Previous studies found high astigmatism with divergent axes in children with a history of ROP.18, 22 Holmström observed that the ATR type of astigmatism was more common in ROP patients.22 Another study of a cohort of subjects between 7 and 9 years old found that of the 44% of patients with ROP among 108 children with a history of prematurity, 70% had WTR astigmatism.18 In the present study, most children developed WTR astigmatism. Further study will be required to determine the reasons for this difference. A new finding of our study is that the majority of patients who received IVB treatment developed WTR astigmatism, a result that has not been previously reported in the literature.
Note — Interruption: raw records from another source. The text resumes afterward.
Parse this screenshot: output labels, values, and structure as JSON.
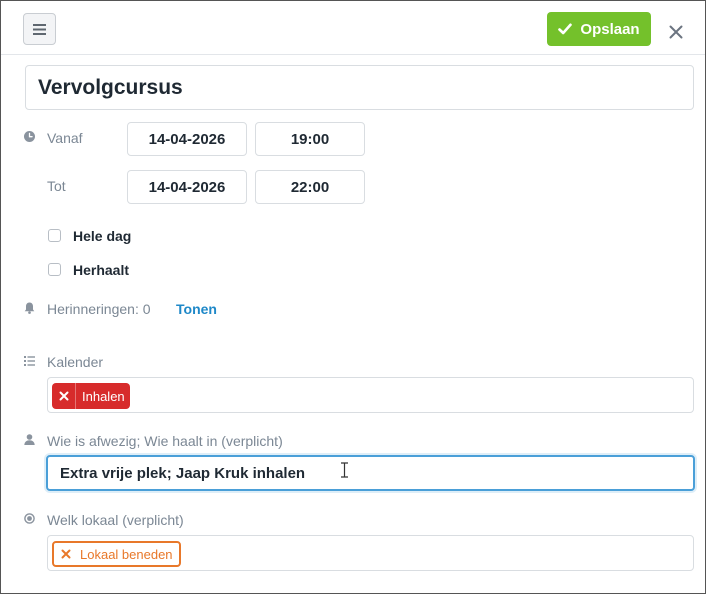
{
  "header": {
    "save_label": "Opslaan",
    "accent_color": "#74c12b",
    "icons": {
      "menu": "hamburger-icon",
      "save": "check-icon",
      "close": "close-icon"
    }
  },
  "event": {
    "title": "Vervolgcursus"
  },
  "time": {
    "from_label": "Vanaf",
    "from_date": "14-04-2026",
    "from_time": "19:00",
    "to_label": "Tot",
    "to_date": "14-04-2026",
    "to_time": "22:00",
    "icon": "clock-icon"
  },
  "options": {
    "all_day_label": "Hele dag",
    "all_day_checked": false,
    "repeats_label": "Herhaalt",
    "repeats_checked": false
  },
  "reminders": {
    "label": "Herinneringen: 0",
    "show_link": "Tonen",
    "icon": "bell-icon"
  },
  "calendar": {
    "label": "Kalender",
    "icon": "list-icon",
    "tags": [
      {
        "text": "Inhalen",
        "color": "#d72b2b"
      }
    ]
  },
  "absence": {
    "label": "Wie is afwezig; Wie haalt in (verplicht)",
    "value": "Extra vrije plek; Jaap Kruk inhalen",
    "icon": "user-icon"
  },
  "room": {
    "label": "Welk lokaal (verplicht)",
    "icon": "radio-icon",
    "tags": [
      {
        "text": "Lokaal beneden",
        "color": "#e8782a"
      }
    ]
  }
}
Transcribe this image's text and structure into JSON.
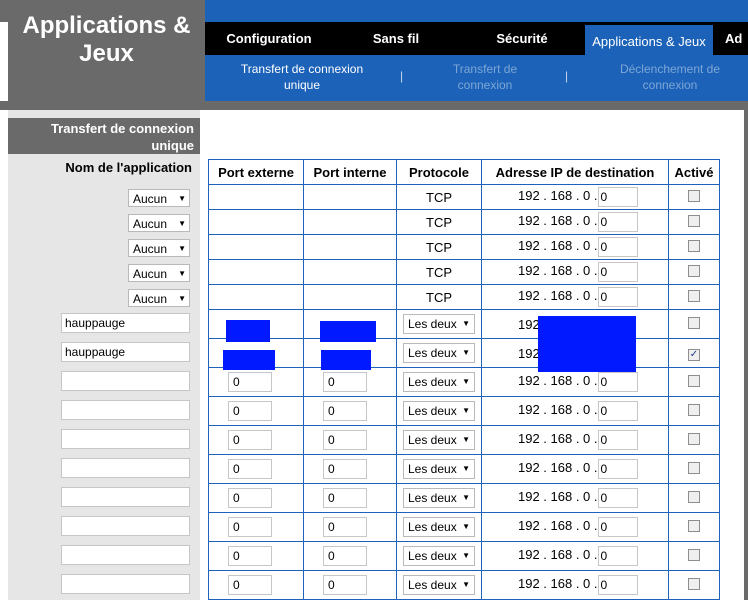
{
  "page": {
    "title": "Applications & Jeux"
  },
  "tabs": [
    "Configuration",
    "Sans fil",
    "Sécurité",
    "Applications & Jeux",
    "Ad"
  ],
  "subtabs": [
    "Transfert de connexion unique",
    "Transfert de connexion",
    "Déclenchement de connexion"
  ],
  "section": {
    "title": "Transfert de connexion unique"
  },
  "columns": {
    "app_name": "Nom de l'application",
    "ext_port": "Port externe",
    "int_port": "Port interne",
    "protocol": "Protocole",
    "dest_ip": "Adresse IP de destination",
    "enabled": "Activé"
  },
  "ip_prefix": "192 . 168 . 0 .",
  "ip_prefix_short": "192",
  "app_rows": [
    {
      "app": "Aucun",
      "type": "select",
      "protocol": "TCP",
      "octet": "0",
      "enabled": false
    },
    {
      "app": "Aucun",
      "type": "select",
      "protocol": "TCP",
      "octet": "0",
      "enabled": false
    },
    {
      "app": "Aucun",
      "type": "select",
      "protocol": "TCP",
      "octet": "0",
      "enabled": false
    },
    {
      "app": "Aucun",
      "type": "select",
      "protocol": "TCP",
      "octet": "0",
      "enabled": false
    },
    {
      "app": "Aucun",
      "type": "select",
      "protocol": "TCP",
      "octet": "0",
      "enabled": false
    },
    {
      "app": "hauppauge",
      "type": "text",
      "protocol": "Les deux",
      "enabled": false
    },
    {
      "app": "hauppauge",
      "type": "text",
      "protocol": "Les deux",
      "enabled": true
    },
    {
      "app": "",
      "type": "text",
      "ext": "0",
      "int": "0",
      "protocol": "Les deux",
      "octet": "0",
      "enabled": false
    },
    {
      "app": "",
      "type": "text",
      "ext": "0",
      "int": "0",
      "protocol": "Les deux",
      "octet": "0",
      "enabled": false
    },
    {
      "app": "",
      "type": "text",
      "ext": "0",
      "int": "0",
      "protocol": "Les deux",
      "octet": "0",
      "enabled": false
    },
    {
      "app": "",
      "type": "text",
      "ext": "0",
      "int": "0",
      "protocol": "Les deux",
      "octet": "0",
      "enabled": false
    },
    {
      "app": "",
      "type": "text",
      "ext": "0",
      "int": "0",
      "protocol": "Les deux",
      "octet": "0",
      "enabled": false
    },
    {
      "app": "",
      "type": "text",
      "ext": "0",
      "int": "0",
      "protocol": "Les deux",
      "octet": "0",
      "enabled": false
    },
    {
      "app": "",
      "type": "text",
      "ext": "0",
      "int": "0",
      "protocol": "Les deux",
      "octet": "0",
      "enabled": false
    },
    {
      "app": "",
      "type": "text",
      "ext": "0",
      "int": "0",
      "protocol": "Les deux",
      "octet": "0",
      "enabled": false
    }
  ],
  "colors": {
    "accent": "#1b62b8",
    "gray": "#6a6a6a",
    "redaction": "#0019ff"
  }
}
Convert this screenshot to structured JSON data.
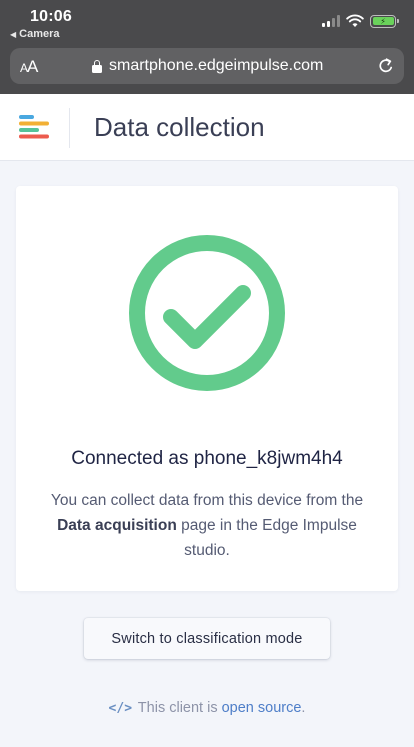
{
  "status_bar": {
    "time": "10:06",
    "back_app": "Camera"
  },
  "browser": {
    "text_size_small": "A",
    "text_size_large": "A",
    "url": "smartphone.edgeimpulse.com"
  },
  "header": {
    "title": "Data collection"
  },
  "card": {
    "connected_prefix": "Connected as ",
    "device_name": "phone_k8jwm4h4",
    "desc_before": "You can collect data from this device from the ",
    "desc_bold": "Data acquisition",
    "desc_after": " page in the Edge Impulse studio."
  },
  "button": {
    "label": "Switch to classification mode"
  },
  "footer": {
    "icon": "</>",
    "text_before": " This client is ",
    "link": "open source",
    "text_after": "."
  },
  "colors": {
    "success": "#62cb8c",
    "link": "#4e7ec8",
    "chrome_bg": "#4a4a4c"
  }
}
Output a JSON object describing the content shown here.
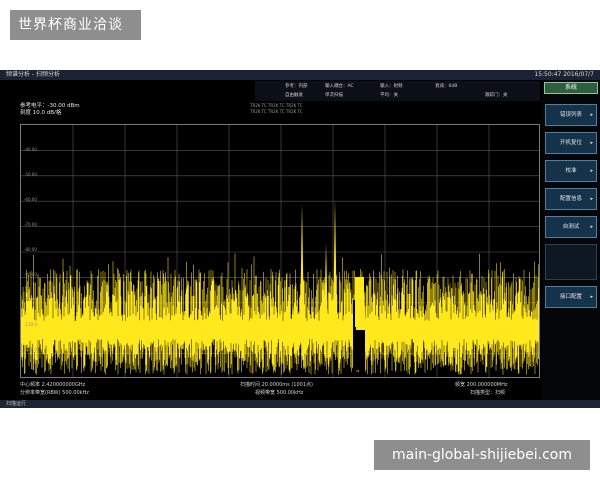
{
  "header": {
    "title": "世界杯商业洽谈"
  },
  "watermark": {
    "text": "main-global-shijiebei.com"
  },
  "device": {
    "app_title": "频谱分析 - 扫频分析",
    "clock": "15:50:47  2016/07/7",
    "status": {
      "item1": "参考：内部",
      "item2": "输入耦合：AC",
      "item3": "输入：射频",
      "item4": "衰减：0dB",
      "item5": "自由触发",
      "item6": "单次扫描",
      "item7": "平均：关",
      "item8": "跟踪门：关"
    },
    "ref_level": "参考电平：-30.00 dBm",
    "scale": "刻度 10.0 dB/格",
    "trace_legend_1": "TR2K  TC  TR2K  TC  TR2K  TC",
    "trace_legend_2": "TR2K  TC  TR2K  TC  TR2K  TC",
    "y_labels": [
      "-40.00",
      "-50.00",
      "-60.00",
      "-70.00",
      "-80.00",
      "-90.00",
      "-100.0",
      "-110.0",
      "-120.0"
    ],
    "footer": {
      "center_freq": "中心频率 2.420000000GHz",
      "rbw": "分辨率带宽(RBW) 500.00kHz",
      "sweep_time": "扫描时间 20.0000ms (1001点)",
      "vbw": "视频带宽 500.00kHz",
      "span": "频宽 200.000000MHz",
      "sweep_type": "扫描类型：扫频"
    },
    "bottom_status": "扫描运行"
  },
  "menu": {
    "title": "系统",
    "items": [
      "错误列表",
      "开机复位",
      "校准",
      "配置信息",
      "自测试",
      "",
      "接口配置"
    ]
  },
  "colors": {
    "trace": "#ffe81c",
    "grid": "#5a5a5a",
    "menu_button": "#14324a"
  }
}
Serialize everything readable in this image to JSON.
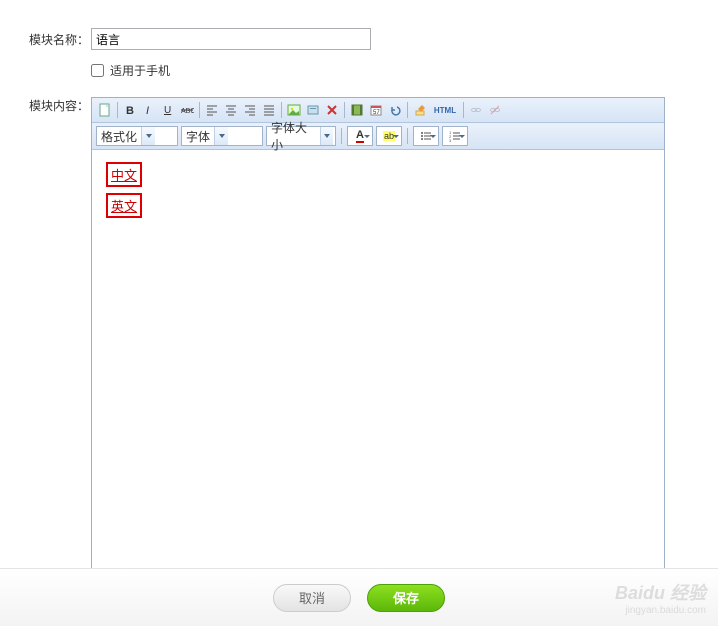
{
  "form": {
    "module_name_label": "模块名称：",
    "module_name_value": "语言",
    "mobile_checkbox_label": "适用于手机",
    "module_content_label": "模块内容："
  },
  "editor": {
    "format_label": "格式化",
    "font_label": "字体",
    "fontsize_label": "字体大小",
    "html_label": "HTML",
    "content_links": [
      "中文",
      "英文"
    ],
    "fontcolor_glyph": "A",
    "highlight_glyph": "ab"
  },
  "buttons": {
    "cancel": "取消",
    "save": "保存"
  },
  "watermark": {
    "brand": "Baidu 经验",
    "url": "jingyan.baidu.com"
  }
}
Our study is limited by small number of patients enrolled, the retrospective study design, no retinoscopy performed in the patients, none of the patients who received laser treatment as mono-therapy returned to clinics for the 2-year-old follow-up, and therefore there was a lack of biometric measurements. Despite these limitations, this study may still provide useful information on ROP patients who were treated with IVB-based therapy.

In conclusion, our bi-centre study confirmed that there are lower prevalences of myopia and high myopia and a higher prevalence of emmetropia in children with type 1 ROP who were treated with IVB. Most of the patients developed WTR astigmatism. The development of high myopia in severe ROP patients was not due to AXL changes and was most likely related to abnormalities in the corneal curvature, anterior chamber depth, and lens thickness.